Turning to the issue of trespass, the Court is of the view that defendants demonstrated, by reason of the report of a fire on the premises on January 13, 2002, that exigent circumstances existed to permit Village officers from entering the premises to determine the threat to the safety of tenants in the building, and that it was objectively reasonable for them to do so (see Baez v City of Amsterdam, 245 AD2d 705 [3rd Dept., 1997]).
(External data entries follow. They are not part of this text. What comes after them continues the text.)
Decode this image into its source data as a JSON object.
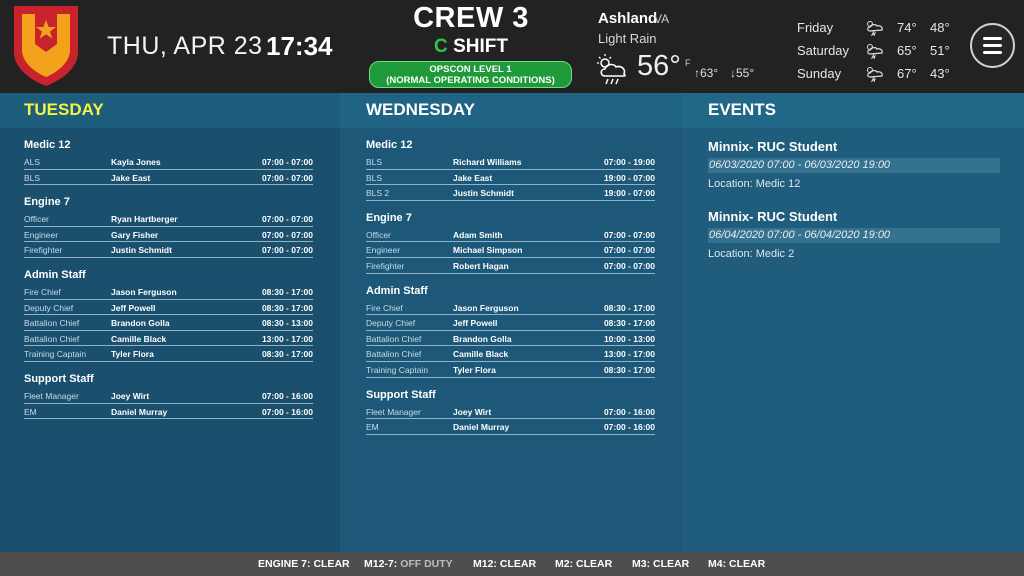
{
  "header": {
    "date": "THU, APR 23",
    "time": "17:34",
    "crew": "CREW 3",
    "shift_letter": "C",
    "shift_word": "SHIFT",
    "opscon_line1": "OPSCON LEVEL 1",
    "opscon_line2": "(NORMAL OPERATING CONDITIONS)",
    "opscon_color": "#1e9a3a"
  },
  "weather": {
    "city": "Ashland",
    "state": "VA",
    "condition": "Light Rain",
    "icon": "rain-cloud-icon",
    "temp": "56°",
    "unit": "F",
    "high": "63°",
    "low": "55°",
    "forecast": [
      {
        "day": "Friday",
        "high": "74°",
        "low": "48°",
        "icon": "storm-cloud-icon"
      },
      {
        "day": "Saturday",
        "high": "65°",
        "low": "51°",
        "icon": "storm-cloud-icon"
      },
      {
        "day": "Sunday",
        "high": "67°",
        "low": "43°",
        "icon": "storm-cloud-icon"
      }
    ]
  },
  "tuesday": {
    "title": "TUESDAY",
    "groups": [
      {
        "name": "Medic 12",
        "rows": [
          {
            "role": "ALS",
            "name": "Kayla Jones",
            "hours": "07:00 - 07:00"
          },
          {
            "role": "BLS",
            "name": "Jake East",
            "hours": "07:00 - 07:00"
          }
        ]
      },
      {
        "name": "Engine 7",
        "rows": [
          {
            "role": "Officer",
            "name": "Ryan Hartberger",
            "hours": "07:00 - 07:00"
          },
          {
            "role": "Engineer",
            "name": "Gary Fisher",
            "hours": "07:00 - 07:00"
          },
          {
            "role": "Firefighter",
            "name": "Justin Schmidt",
            "hours": "07:00 - 07:00"
          }
        ]
      },
      {
        "name": "Admin Staff",
        "rows": [
          {
            "role": "Fire Chief",
            "name": "Jason Ferguson",
            "hours": "08:30 - 17:00"
          },
          {
            "role": "Deputy Chief",
            "name": "Jeff Powell",
            "hours": "08:30 - 17:00"
          },
          {
            "role": "Battalion Chief",
            "name": "Brandon Golla",
            "hours": "08:30 - 13:00"
          },
          {
            "role": "Battalion Chief",
            "name": "Camille Black",
            "hours": "13:00 - 17:00"
          },
          {
            "role": "Training Captain",
            "name": "Tyler Flora",
            "hours": "08:30 - 17:00"
          }
        ]
      },
      {
        "name": "Support Staff",
        "rows": [
          {
            "role": "Fleet Manager",
            "name": "Joey Wirt",
            "hours": "07:00 - 16:00"
          },
          {
            "role": "EM",
            "name": "Daniel Murray",
            "hours": "07:00 - 16:00"
          }
        ]
      }
    ]
  },
  "wednesday": {
    "title": "WEDNESDAY",
    "groups": [
      {
        "name": "Medic 12",
        "rows": [
          {
            "role": "BLS",
            "name": "Richard Williams",
            "hours": "07:00 - 19:00"
          },
          {
            "role": "BLS",
            "name": "Jake East",
            "hours": "19:00 - 07:00"
          },
          {
            "role": "BLS 2",
            "name": "Justin Schmidt",
            "hours": "19:00 - 07:00"
          }
        ]
      },
      {
        "name": "Engine 7",
        "rows": [
          {
            "role": "Officer",
            "name": "Adam Smith",
            "hours": "07:00 - 07:00"
          },
          {
            "role": "Engineer",
            "name": "Michael Simpson",
            "hours": "07:00 - 07:00"
          },
          {
            "role": "Firefighter",
            "name": "Robert Hagan",
            "hours": "07:00 - 07:00"
          }
        ]
      },
      {
        "name": "Admin Staff",
        "rows": [
          {
            "role": "Fire Chief",
            "name": "Jason Ferguson",
            "hours": "08:30 - 17:00"
          },
          {
            "role": "Deputy Chief",
            "name": "Jeff Powell",
            "hours": "08:30 - 17:00"
          },
          {
            "role": "Battalion Chief",
            "name": "Brandon Golla",
            "hours": "10:00 - 13:00"
          },
          {
            "role": "Battalion Chief",
            "name": "Camille Black",
            "hours": "13:00 - 17:00"
          },
          {
            "role": "Training Captain",
            "name": "Tyler Flora",
            "hours": "08:30 - 17:00"
          }
        ]
      },
      {
        "name": "Support Staff",
        "rows": [
          {
            "role": "Fleet Manager",
            "name": "Joey Wirt",
            "hours": "07:00 - 16:00"
          },
          {
            "role": "EM",
            "name": "Daniel Murray",
            "hours": "07:00 - 16:00"
          }
        ]
      }
    ]
  },
  "events": {
    "title": "EVENTS",
    "items": [
      {
        "title": "Minnix- RUC Student",
        "dates": "06/03/2020 07:00 - 06/03/2020 19:00",
        "location": "Location: Medic 12"
      },
      {
        "title": "Minnix- RUC Student",
        "dates": "06/04/2020 07:00 - 06/04/2020 19:00",
        "location": "Location: Medic 2"
      }
    ]
  },
  "status_bar": [
    {
      "unit": "ENGINE 7:",
      "state": "CLEAR",
      "off": false
    },
    {
      "unit": "M12-7:",
      "state": "OFF DUTY",
      "off": true
    },
    {
      "unit": "M12:",
      "state": "CLEAR",
      "off": false
    },
    {
      "unit": "M2:",
      "state": "CLEAR",
      "off": false
    },
    {
      "unit": "M3:",
      "state": "CLEAR",
      "off": false
    },
    {
      "unit": "M4:",
      "state": "CLEAR",
      "off": false
    }
  ]
}
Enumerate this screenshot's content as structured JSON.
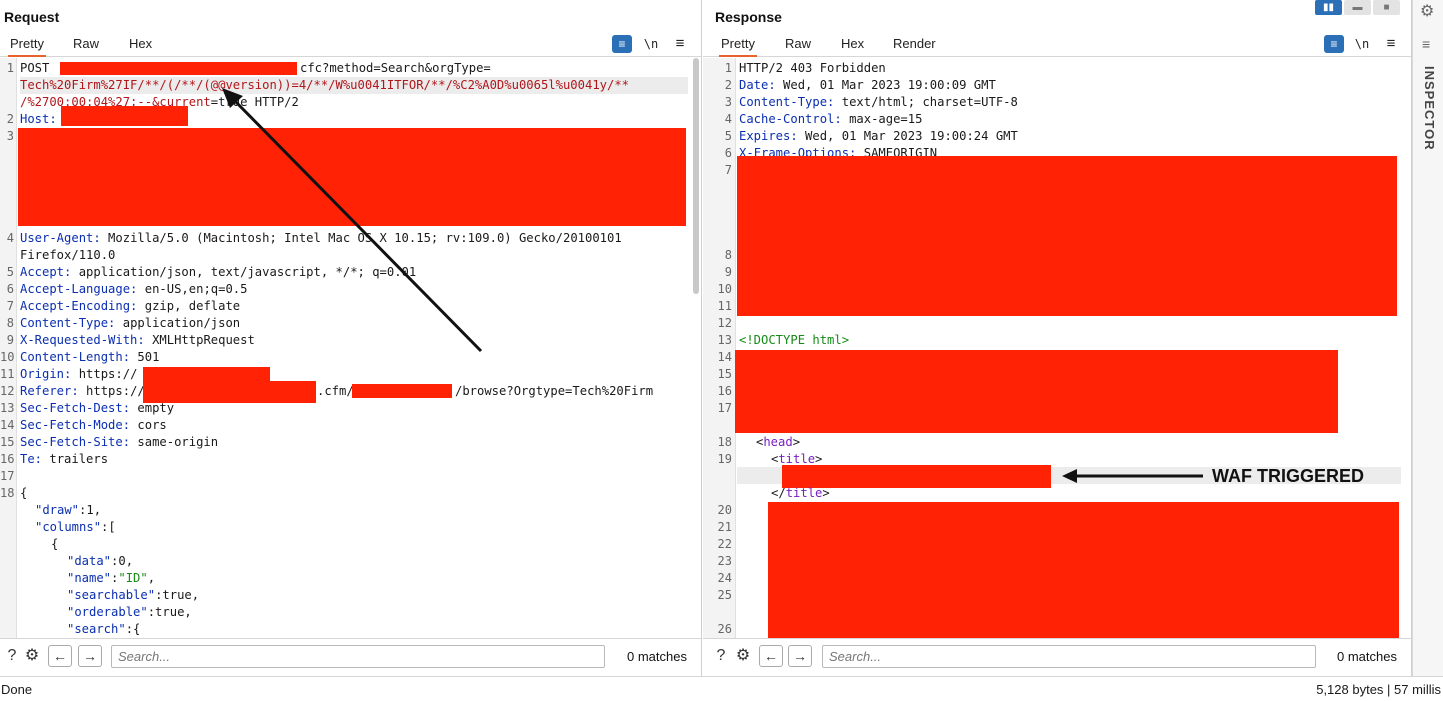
{
  "request": {
    "title": "Request",
    "tabs": [
      "Pretty",
      "Raw",
      "Hex"
    ],
    "wrap_icon": "wrap-lines-icon",
    "newline_label": "\\n",
    "lines": {
      "l1_method": "POST ",
      "l1_mid": "cfc?method=Search&orgType=",
      "l1b": "Tech%20Firm%27IF/**/(/**/(@@version))=4/**/W%u0041ITFOR/**/%C2%A0D%u0065l%u0041y/**",
      "l1c_a": "/%2700:00:04%27;--&current",
      "l1c_b": "=true HTTP/2",
      "host_key": "Host:",
      "ua_key": "User-Agent:",
      "ua_val": " Mozilla/5.0 (Macintosh; Intel Mac OS X 10.15; rv:109.0) Gecko/20100101",
      "ua_val2": "Firefox/110.0",
      "accept_key": "Accept:",
      "accept_val": " application/json, text/javascript, */*; q=0.01",
      "al_key": "Accept-Language:",
      "al_val": " en-US,en;q=0.5",
      "ae_key": "Accept-Encoding:",
      "ae_val": " gzip, deflate",
      "ct_key": "Content-Type:",
      "ct_val": " application/json",
      "xrw_key": "X-Requested-With:",
      "xrw_val": " XMLHttpRequest",
      "cl_key": "Content-Length:",
      "cl_val": " 501",
      "origin_key": "Origin:",
      "origin_val": " https://",
      "ref_key": "Referer:",
      "ref_val": " https://",
      "ref_cfm": ".cfm/",
      "ref_tail": "/browse?Orgtype=Tech%20Firm",
      "sfd_key": "Sec-Fetch-Dest:",
      "sfd_val": " empty",
      "sfm_key": "Sec-Fetch-Mode:",
      "sfm_val": " cors",
      "sfs_key": "Sec-Fetch-Site:",
      "sfs_val": " same-origin",
      "te_key": "Te:",
      "te_val": " trailers",
      "brace": "{",
      "draw_key": "\"draw\"",
      "draw_val": ":1,",
      "columns_key": "\"columns\"",
      "columns_val": ":[",
      "obj_open": "{",
      "data_key": "\"data\"",
      "data_val": ":0,",
      "name_key": "\"name\"",
      "name_val": "\"ID\"",
      "searchable_key": "\"searchable\"",
      "searchable_val": ":true,",
      "orderable_key": "\"orderable\"",
      "orderable_val": ":true,",
      "search_key": "\"search\"",
      "search_val": ":{"
    },
    "line_numbers": [
      "1",
      "2",
      "3",
      "4",
      "5",
      "6",
      "7",
      "8",
      "9",
      "10",
      "11",
      "12",
      "13",
      "14",
      "15",
      "16",
      "17",
      "18"
    ],
    "search_placeholder": "Search...",
    "matches": "0 matches"
  },
  "response": {
    "title": "Response",
    "tabs": [
      "Pretty",
      "Raw",
      "Hex",
      "Render"
    ],
    "newline_label": "\\n",
    "lines": {
      "status": "HTTP/2 403 Forbidden",
      "date_key": "Date:",
      "date_val": " Wed, 01 Mar 2023 19:00:09 GMT",
      "ct_key": "Content-Type:",
      "ct_val": " text/html; charset=UTF-8",
      "cc_key": "Cache-Control:",
      "cc_val": " max-age=15",
      "exp_key": "Expires:",
      "exp_val": " Wed, 01 Mar 2023 19:00:24 GMT",
      "xfo_key": "X-Frame-Options:",
      "xfo_val": " SAMEORIGIN",
      "doctype": "<!DOCTYPE html>",
      "head_open": "<",
      "head_tag": "head",
      "head_close": ">",
      "title_open": "<",
      "title_tag": "title",
      "title_close": ">",
      "title_end_open": "</",
      "title_end_tag": "title",
      "title_end_close": ">"
    },
    "line_numbers": [
      "1",
      "2",
      "3",
      "4",
      "5",
      "6",
      "7",
      "8",
      "9",
      "10",
      "11",
      "12",
      "13",
      "14",
      "15",
      "16",
      "17",
      "18",
      "19",
      "20",
      "21",
      "22",
      "23",
      "24",
      "25",
      "26"
    ],
    "search_placeholder": "Search...",
    "matches": "0 matches"
  },
  "annotation": {
    "label": "WAF TRIGGERED"
  },
  "inspector": {
    "label": "INSPECTOR"
  },
  "status": {
    "left": "Done",
    "right": "5,128 bytes | 57 millis"
  },
  "colors": {
    "redaction": "#ff2204",
    "accent_tab": "#e8632b",
    "wrap_button": "#2b6fb6"
  }
}
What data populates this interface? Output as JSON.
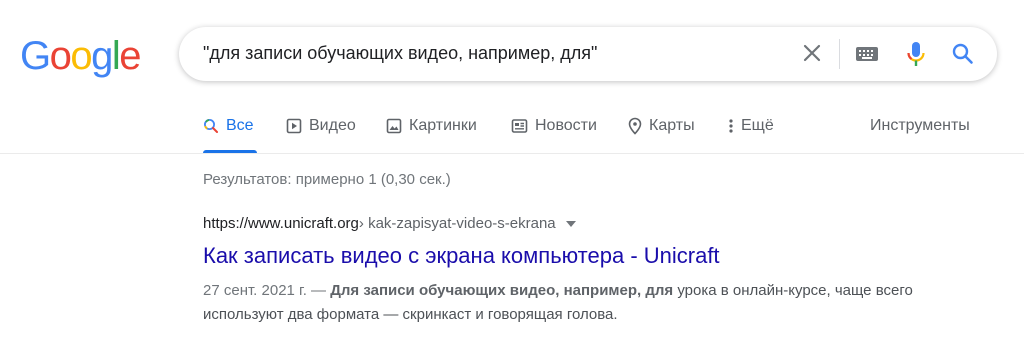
{
  "logo": {
    "letters": [
      "G",
      "o",
      "o",
      "g",
      "l",
      "e"
    ],
    "colors": [
      "#4285f4",
      "#ea4335",
      "#fbbc05",
      "#4285f4",
      "#34a853",
      "#ea4335"
    ]
  },
  "search": {
    "query": "\"для записи обучающих видео, например, для\""
  },
  "tabs": [
    {
      "label": "Все",
      "icon": "search-icon",
      "active": true
    },
    {
      "label": "Видео",
      "icon": "video-icon"
    },
    {
      "label": "Картинки",
      "icon": "image-icon"
    },
    {
      "label": "Новости",
      "icon": "news-icon"
    },
    {
      "label": "Карты",
      "icon": "map-pin-icon"
    },
    {
      "label": "Ещё",
      "icon": "more-icon"
    }
  ],
  "tools_label": "Инструменты",
  "stats": "Результатов: примерно 1 (0,30 сек.)",
  "results": [
    {
      "domain": "https://www.unicraft.org",
      "path": " › kak-zapisyat-video-s-ekrana",
      "title": "Как записать видео с экрана компьютера - Unicraft",
      "date": "27 сент. 2021 г. — ",
      "highlight": "Для записи обучающих видео, например, для",
      "snippet_rest": " урока в онлайн-курсе, чаще всего используют два формата — скринкаст и говорящая голова."
    }
  ],
  "accent_color": "#1a73e8",
  "link_color": "#1a0dab"
}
In the absence of a triable issue of fact, the Court finds that this cause of action must be dismissed.

Accordingly, it is [*7]

ORDERED, that defendants' motion for summary judgment dismissing plaintiff's complaint is granted; and it is

ORDERED, that plaintiff's cross-motion is denied; and it is further

ORDERED, that plaintiff's complaint be and hereby is dismissed.

This shall constitute the decision and order of the Court. All papers are returned to the attorney for the defendants, who is directed to enter this Decision/Order without notice and to serve all attorneys of record with a copy of this Decision/Order with notice of entry.

Dated:March 2, 2006

Troy, New York S/ ______________________________________

George B. Ceresia, Jr.

Supreme Court Justice

Papers Considered: Notice of Motion dated September 29, 2005, Supporting Papers and ExhibitsNotice of Cross-Motion dated November 4, 2005, Supporting Papers and Exhibits

Affidavit in Opposition of Doug Hull, sworn to November 14, 2005

Affirmation of Andrew R. Lind, Esq., dated December 9, 2005

Affirmation of Lawrence J. Zyra, Esq., dated December 12, 2005

Footnotes

Footnote 1:The Court observes that the absence of a predeprivation hearing does not violate due process in situations where the state employee's conduct is random and unauthorized (see Hudson v. Palmer (468 U.S. 517, 533 [1984]) and Parratt v. Taylor (451 US 527 [1981], overruled in part, Daniels v. Williams, 474 US 327 [1986]). The reason for this is that such a hearing would be impracticable, since the state cannot know when such a deprivation will occur.